Não existe tema mais controverso do que a Inquisição. O nível de lendas urbanas que a envolvem é algo fenomenal, e muito usado para atacar o cristianismo, em geral, e a igreja católica em particular. E como a maioria das pessoas não vai parar sua vida para investigar fatos históricos para averiguar a veracidade dessas lendas urbanas, elas se sedimentam, e as pessoas acabam sendo levadas a acreditar em falsidades e a adotar idéias erradas com base nessas falsidades.
Os mitos sobre a Inquisição tiveram origem no anti-espanholismo inglês e nos reformadores religiosos do século XVI, tornando-se tema de artes literárias e pinturas do século XIX. O mito tornou-se a fundação para uma história distorcida das inquisições.
Historiadores profissionais, estudando documentos oriundos de arquivos europeus, sabem faz tempo que essas lendas urbanas sobre a Inquisição não passam de mitos.
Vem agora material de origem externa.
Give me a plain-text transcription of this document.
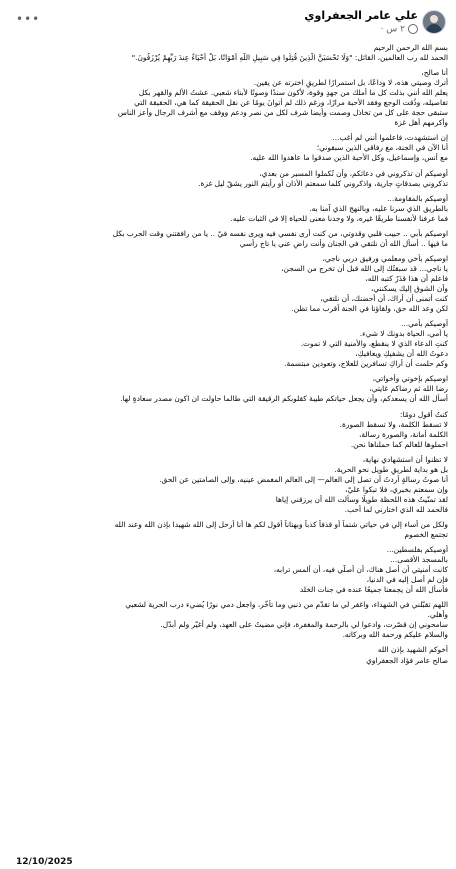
علي عامر الجعفراوي
٢ س ·
•••
بسم الله الرحمن الرحيم
الحمد لله رب العالمين، القائل: "وَلَا تَحْسَبَنَّ الَّذِينَ قُتِلُوا فِي سَبِيلِ اللَّهِ أَمْوَاتًا، بَلْ أَحْيَاءٌ عِندَ رَبِّهِمْ يُرْزَقُونَ."
أنا صالح،
أترك وصيتي هذه، لا وداعًا، بل استمرارًا لطريقٍ اخترته عن يقين.
يعلم الله أنني بذلت كل ما أملك من جهدٍ وقوة، لأكون سندًا وصوتًا لأبناء شعبي. عشتُ الألم والقهر بكل
تفاصيله، وذُقت الوجع وفقد الأحبة مرارًا، ورغم ذلك لم أتوانَ يومًا عن نقل الحقيقة كما هي، الحقيقة التي
ستبقى حجة على كل من تخاذل وصمت وأيضا شرف لكل من نصر ودعم ووقف مع أشرف الرجال وأعز الناس
وأكرمهم أهل غزة
إن استشهدت، فاعلموا أنني لم أغب...
أنا الآن في الجنة، مع رفاقي الذين سبقوني؛
مع أنس، وإسماعيل، وكل الأحبة الذين صدقوا ما عاهدوا الله عليه.
أوصيكم أن تذكروني في دعائكم، وأن تُكملوا المسير من بعدي،
تذكروني بصدقاتٍ جارية، واذكروني كلما سمعتم الأذان أو رأيتم النور يشقّ ليل غزة.
أوصيكم بالمقاومة...
بالطريق الذي سرنا عليه، وبالنهج الذي آمنا به.
فما عرفنا لأنفسنا طريقًا غيره، ولا وجدنا معنى للحياة إلا في الثبات عليه.
اوصيكم بأبي .. حبيب قلبي وقدوتي، من كنت أرى نفسي فيه ويرى نفسه فيّ .. يا من رافقتني وقت الحرب بكل
ما فيها .. أسأل الله أن نلتقي في الجنان وأنت راضٍ عني يا تاج رأسي
اوصيكم بأخي ومعلمي ورفيق دربي ناجي،
يا ناجي... قد سبقتُك إلى الله قبل أن تخرج من السجن،
فاعلم أن هذا قدَرٌ كتبه الله،
وأن الشوق إليك يسكنني،
كنت أتمنى أن أراك، أن أحضنك، أن نلتقي،
لكن وعد الله حق، ولقاؤنا في الجنة أقرب مما تظن.
أوصيكم بأمي...
يا أمي، الحياة بدونك لا شيء.
كنتِ الدعاء الذي لا ينقطع، والأمنية التي لا تموت.
دعوتُ الله أن يشفيكِ ويعافيكِ،
وكم حلمت أن أراكِ تسافرين للعلاج، وتعودين مبتسمة.
اوصيكم بإخوتي وأخواتي،
رضا الله ثم رضاكم غايتي،
أسأل الله أن يسعدكم، وأن يجعل حياتكم طيبة كقلوبكم الرقيقة التي طالما حاولت ان اكون مصدر سعادةٍ لها.
كنتُ أقول دومًا:
لا تسقط الكلمة، ولا تسقط الصورة.
الكلمة أمانة، والصورة رسالة،
احملوها للعالم كما حملناها نحن.
لا تظنوا أن استشهادي نهاية،
بل هو بداية لطريقٍ طويل نحو الحرية.
أنا صوتُ رسالةٍ أردتُ أن تصل إلى العالم— إلى العالم المغمض عينيه، وإلى الصامتين عن الحق.
وإن سمعتم بخبري، فلا تبكوا عليّ،
لقد تمنّيتُ هذه اللحظة طويلًا وسألت الله أن يرزقني إياها
فالحمد لله الذي اختارني لما أحب.
ولكل من أساء إلي في حياتي شتماً أو قذفاً كذباً وبهتاناً أقول لكم ها أنا أرحل إلى الله شهيدا بإذن الله وعند الله
تجتمع الخصوم
أوصيكم بفلسطين...
بالمسجد الأقصى...
كانت أمنيتي أن أصل هناك، أن أصلّي فيه، أن ألمس ترابه،
فإن لم أصل إليه في الدنيا،
فأسأل الله أن يجمعنا جميعًا عنده في جنات الخلد
اللهم تقبّلني في الشهداء، واغفر لي ما تقدّم من ذنبي وما تأخّر، واجعل دمي نورًا يُضيء درب الحرية لشعبي
وأهلي.
سامحوني إن قصّرت، وادعوا لي بالرحمة والمغفرة، فإني مضيتُ على العهد، ولم أُغيّر ولم أُبدّل.
والسلام عليكم ورحمة الله وبركاته.
أخوكم الشهيد بإذن الله
صالح عامر فؤاد الجعفراوي
12/10/2025
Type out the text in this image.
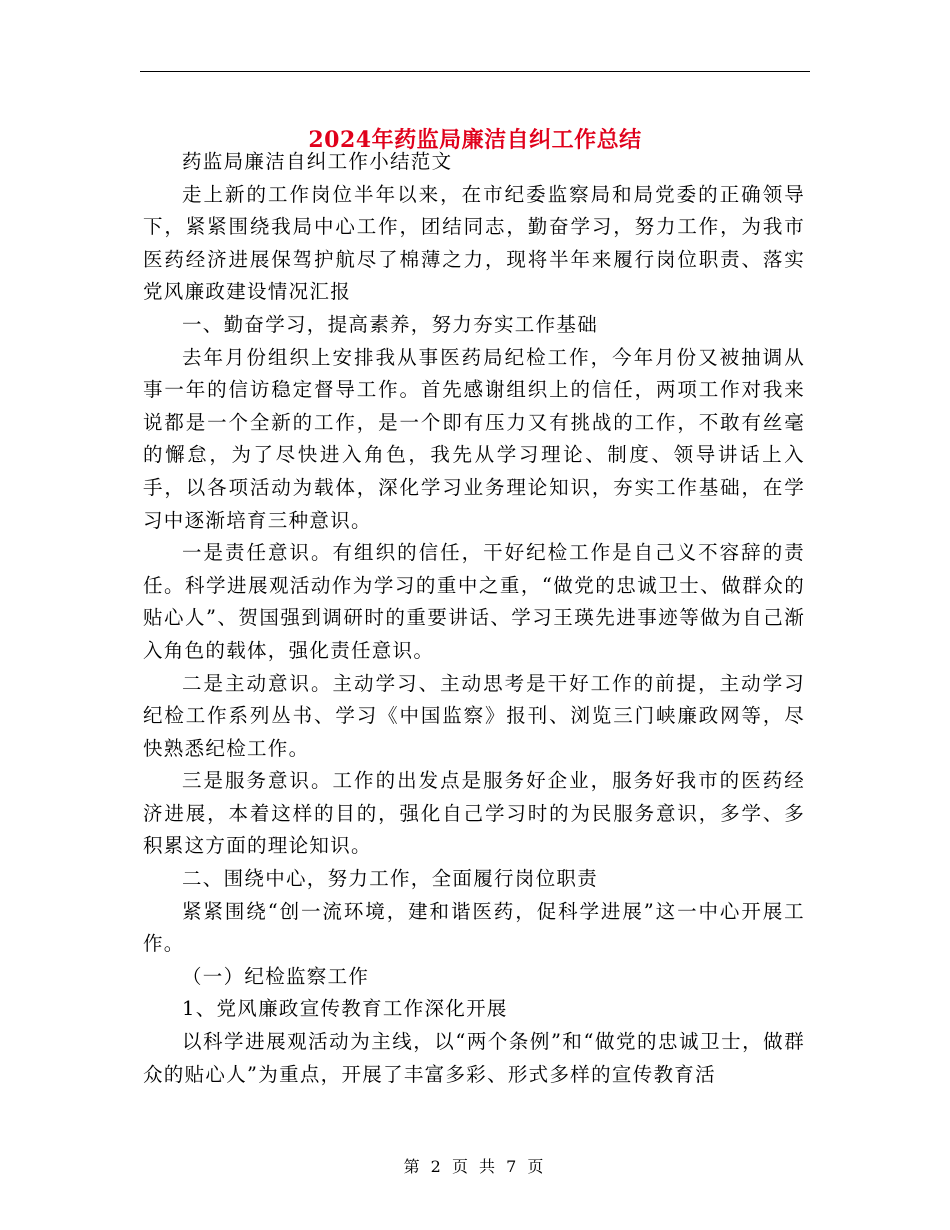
2024年药监局廉洁自纠工作总结

药监局廉洁自纠工作小结范文

走上新的工作岗位半年以来，在市纪委监察局和局党委的正确领导下，紧紧围绕我局中心工作，团结同志，勤奋学习，努力工作，为我市医药经济进展保驾护航尽了棉薄之力，现将半年来履行岗位职责、落实党风廉政建设情况汇报

一、勤奋学习，提高素养，努力夯实工作基础

去年月份组织上安排我从事医药局纪检工作，今年月份又被抽调从事一年的信访稳定督导工作。首先感谢组织上的信任，两项工作对我来说都是一个全新的工作，是一个即有压力又有挑战的工作，不敢有丝毫的懈怠，为了尽快进入角色，我先从学习理论、制度、领导讲话上入手，以各项活动为载体，深化学习业务理论知识，夯实工作基础，在学习中逐渐培育三种意识。

一是责任意识。有组织的信任，干好纪检工作是自己义不容辞的责任。科学进展观活动作为学习的重中之重，“做党的忠诚卫士、做群众的贴心人”、贺国强到调研时的重要讲话、学习王瑛先进事迹等做为自己渐入角色的载体，强化责任意识。

二是主动意识。主动学习、主动思考是干好工作的前提，主动学习纪检工作系列丛书、学习《中国监察》报刊、浏览三门峡廉政网等，尽快熟悉纪检工作。

三是服务意识。工作的出发点是服务好企业，服务好我市的医药经济进展，本着这样的目的，强化自己学习时的为民服务意识，多学、多积累这方面的理论知识。

二、围绕中心，努力工作，全面履行岗位职责

紧紧围绕“创一流环境，建和谐医药，促科学进展”这一中心开展工作。

（一）纪检监察工作

1、党风廉政宣传教育工作深化开展

以科学进展观活动为主线，以“两个条例”和“做党的忠诚卫士，做群众的贴心人”为重点，开展了丰富多彩、形式多样的宣传教育活

第 2 页 共 7 页
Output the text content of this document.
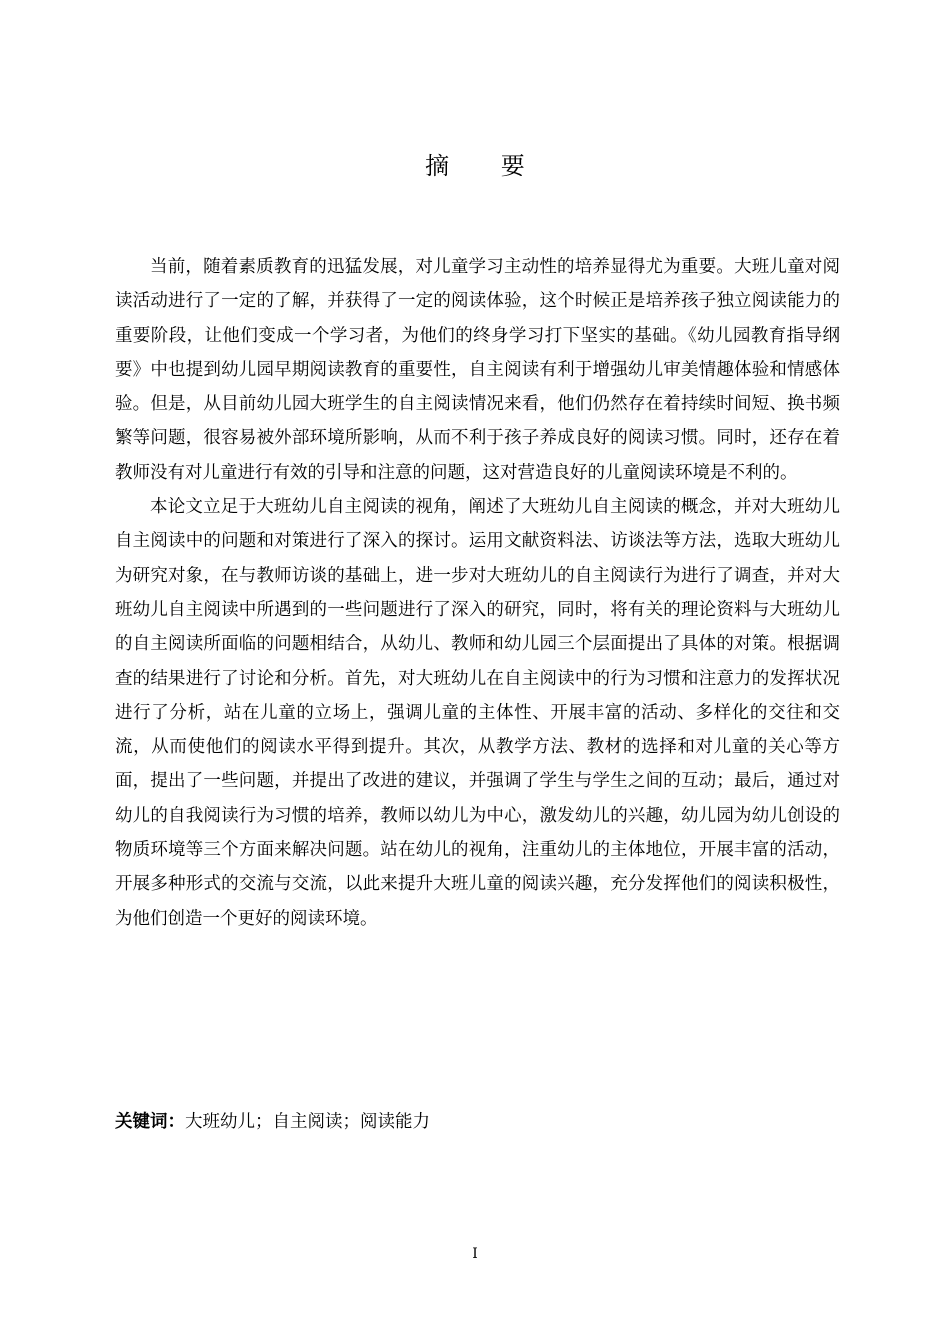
摘 要

当前，随着素质教育的迅猛发展，对儿童学习主动性的培养显得尤为重要。大班儿童对阅读活动进行了一定的了解，并获得了一定的阅读体验，这个时候正是培养孩子独立阅读能力的重要阶段，让他们变成一个学习者，为他们的终身学习打下坚实的基础。《幼儿园教育指导纲要》中也提到幼儿园早期阅读教育的重要性，自主阅读有利于增强幼儿审美情趣体验和情感体验。但是，从目前幼儿园大班学生的自主阅读情况来看，他们仍然存在着持续时间短、换书频繁等问题，很容易被外部环境所影响，从而不利于孩子养成良好的阅读习惯。同时，还存在着教师没有对儿童进行有效的引导和注意的问题，这对营造良好的儿童阅读环境是不利的。

本论文立足于大班幼儿自主阅读的视角，阐述了大班幼儿自主阅读的概念，并对大班幼儿自主阅读中的问题和对策进行了深入的探讨。运用文献资料法、访谈法等方法，选取大班幼儿为研究对象，在与教师访谈的基础上，进一步对大班幼儿的自主阅读行为进行了调查，并对大班幼儿自主阅读中所遇到的一些问题进行了深入的研究，同时，将有关的理论资料与大班幼儿的自主阅读所面临的问题相结合，从幼儿、教师和幼儿园三个层面提出了具体的对策。根据调查的结果进行了讨论和分析。首先，对大班幼儿在自主阅读中的行为习惯和注意力的发挥状况进行了分析，站在儿童的立场上，强调儿童的主体性、开展丰富的活动、多样化的交往和交流，从而使他们的阅读水平得到提升。其次，从教学方法、教材的选择和对儿童的关心等方面，提出了一些问题，并提出了改进的建议，并强调了学生与学生之间的互动；最后，通过对幼儿的自我阅读行为习惯的培养，教师以幼儿为中心，激发幼儿的兴趣，幼儿园为幼儿创设的物质环境等三个方面来解决问题。站在幼儿的视角，注重幼儿的主体地位，开展丰富的活动，开展多种形式的交流与交流，以此来提升大班儿童的阅读兴趣，充分发挥他们的阅读积极性，为他们创造一个更好的阅读环境。

关键词：大班幼儿；自主阅读；阅读能力
I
Nos últimos trinta anos, mais evidências surgiram quando o Vaticano abriu seus arquivos para historiadores. Os fatos puderam ser estudados em livros de história modernos (católicos ou não). A história corrigida da Inquisição pode ser encontrada em fontes como Inquisition, de Edward Peters, e The Spanish Inquisition: A Historical Revision, de Henry Kamen. Um resumo do que a pesquisa histórica moderna revela sobre as confusões mais comuns:
- A Inquisição foi originalmente bem-vinda por trazer ordem à Europa, porque os estados viam um ataque à fé do estado como um ataque ao próptio estado.
- A Inquisição tecnicamente tinha jurisdição apenas sobre aqueles que professavam ser cristãos.
- Os tribunais da Inquisição eram extremamente justos em comparação com seus equivalentes seculares da época.
- A Inquisição foi responsável por menos de 100 mortes por caça às bruxas, e foi o primeiro órgão judicial a denunciar os julgamentos de bruxas na Europa.
- Embora a tortura fosse comumente usada em todos os tribunais da Europa na época, a Inquisição a usava com pouca frequência.
- Durante os 350 anos da Inquisição espanhola, entre 3.000 e 5.000 pessoas foram condenadas à morte (cerca de 1 pessoa por mês).
- A Igreja não executou ninguém.
Segue abaixo a tradução de artigo The Real Inquisition, escrito em 2004 pelo historiador Thomas Madden, que discute mais sobre o assunto.
Por THOMAS F. MADDEN
18 de junho de 2004
Investigando o mito popular
Quando os pecados da Igreja Católica são recitados (como tantas vezes são), a Inquisição aparece com destaque. Pessoas sem interesse na história européia sabem muito bem que ela foi liderada por clérigos brutais e fanáticos que torturaram, mutilaram e mataram aqueles que ousaram questionar a autoridade da Igreja. A palavra “Inquisição” faz parte do nosso vocabulário moderno, descrevendo tanto uma instituição quanto um período de tempo. Ter uma de suas audiências chamada de “Inquisição” não é um elogio para a maioria dos senadores.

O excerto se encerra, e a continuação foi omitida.